To find out, we tested out the Monitor II in several different locations over a few weeks, starting with a crowded loft party (that was last month, don’t judge) and then for a week at our home office and walking around the neighborhood. For sound, we used our own Spotify New Release Radar playlist (featuring a decently diverse selection of artists like The Avalanches, Run the Jewels and Alkaline Trio) to a few streaming shows on Beats1 radio and some podcasts via Apple’s app.

The setup

The Monitor II ANCs arrive in a black box with headphones, a 3.5 mm cable, USB-C charging cable, canvas carrying bag and user manual — which can get you started, but to really understand and control the headphones you’ll need to download the Marshall Bluetooth app. Still, the device paired right away with my iPhone and I was ready to go in under five minutes.

The specs

  • 40mm dynamic drivers
  • Bluetooth 5.0
  • 30 hours of wireless playtime with active noise canceling, 45 hours without
  • 5 hours of playtime with 15 minutes of charging
  • Google Assistant and Siri compatible
  • Weight: 320 g
  • Three dedicated controls: A knob for volume, power and track skipping; a customizable M-button for working the app’s equalizer and using a voice assistant; and a button to turn the noise canceling on or off or in a monitoring mode. 

What works

  • The Monitor II is light and extremely ergonomic — at several points, I forgot I was wearing these when I was at my desk (with no music on), and walking outside they were comfortable and unobtrusive. There’s a hidden plushness here.
  • The metal hinges and textured surface of the earpads makes this a tactile pleasure; this headset isn’t smooth and soulless, it’s got built-in character.
  • The ANC feature pretty much blocked out everything, as promised.
  • The sound: It would vary depending on the equalizer setting we used, but for the most part (and particuarly during a random Beats1 reggae-themed show) the audio was punchy, immersive and clean without leaning on bass.
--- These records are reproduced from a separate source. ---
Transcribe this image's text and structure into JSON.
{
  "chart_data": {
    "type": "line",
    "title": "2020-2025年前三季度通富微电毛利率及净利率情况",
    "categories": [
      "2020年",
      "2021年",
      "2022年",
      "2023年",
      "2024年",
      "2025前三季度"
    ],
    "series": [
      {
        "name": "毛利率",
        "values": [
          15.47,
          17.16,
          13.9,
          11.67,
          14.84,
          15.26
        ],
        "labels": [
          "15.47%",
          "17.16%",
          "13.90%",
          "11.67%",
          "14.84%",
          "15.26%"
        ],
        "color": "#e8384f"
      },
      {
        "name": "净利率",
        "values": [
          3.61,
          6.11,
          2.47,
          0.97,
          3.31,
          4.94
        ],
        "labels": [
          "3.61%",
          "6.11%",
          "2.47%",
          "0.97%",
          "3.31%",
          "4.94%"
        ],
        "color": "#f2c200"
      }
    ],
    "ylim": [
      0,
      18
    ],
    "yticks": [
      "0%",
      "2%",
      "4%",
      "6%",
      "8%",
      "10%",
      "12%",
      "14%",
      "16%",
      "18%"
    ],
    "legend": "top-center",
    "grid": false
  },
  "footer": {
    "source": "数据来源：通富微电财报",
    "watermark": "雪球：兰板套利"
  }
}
There was a slight muffled feeling to some songs when the ANC was at its full measure, but nothing I haven’t encountered in other headphones.

What kind of works

  • Siri functioned as promised, but I’ll still probably never use a voice assistant while I’m wearing these.
  • You can adjust the noise canceling and outside noise in 10-percent increments up to 100. Except when I pushed the limits to the extreme one way or the other, I noticed little difference. Sticking to a simpler on/off/in-between setting would have been fine.
  • The app’s equalizer offered multiple presets and did alter the sound, but it almost offered too much choice. And sometimes a rock song would sound brighter on a “spoken word” setting, or a dance track would work better when positioned on the “rock” preset.

What needs work:

  • The app kept trying to connect to other Marshall devices that I don’t own (or maybe used once), even after I hit “forget device.” It never forgot.
  • Granted, the mini-joystick control knob is a superior option to headphones where you have to tap the sides to work the controls. But it took a while to get a hang of the volume (there seemed to be a slight lag) and particularly using the knob to skip back to a previous track, a task I never accomplished successfully.  
  • After charging overnight, the battery indicator went down to 90% after just a minute of use — and stayed there during heavy use. 

What others are saying

“They sound great, come with good noise cancelation, and they boast tons of cool rock heritage – it’s just a shame that Marshall couldn’t undercut Sony by a little bit more to provide a truly cheaper alternative.” — Tech Radar

“Sonically, they perform well, with rich bass depth and crisp highs for a clear audio experience. When it comes to noise cancellation, however, they do a fine job, but fall short of their relatively high cost.” — PC Mag

“Active noise cancellation, features audiophiles will love, and seriously attractive looks… It’s hard to find something that’s easier to recommend in this price range.” — Mashable


These aren’t the best ANC over-ear headphones I’ve ever used, but they deliver a sound that’s only a slight notch below Sony’s much-beloved WH1000XM3 set. Given the comfort level I have with Marshall in general, these will easily serve as my desktop set for the near future, although I’ll be using the control knob as little as possible.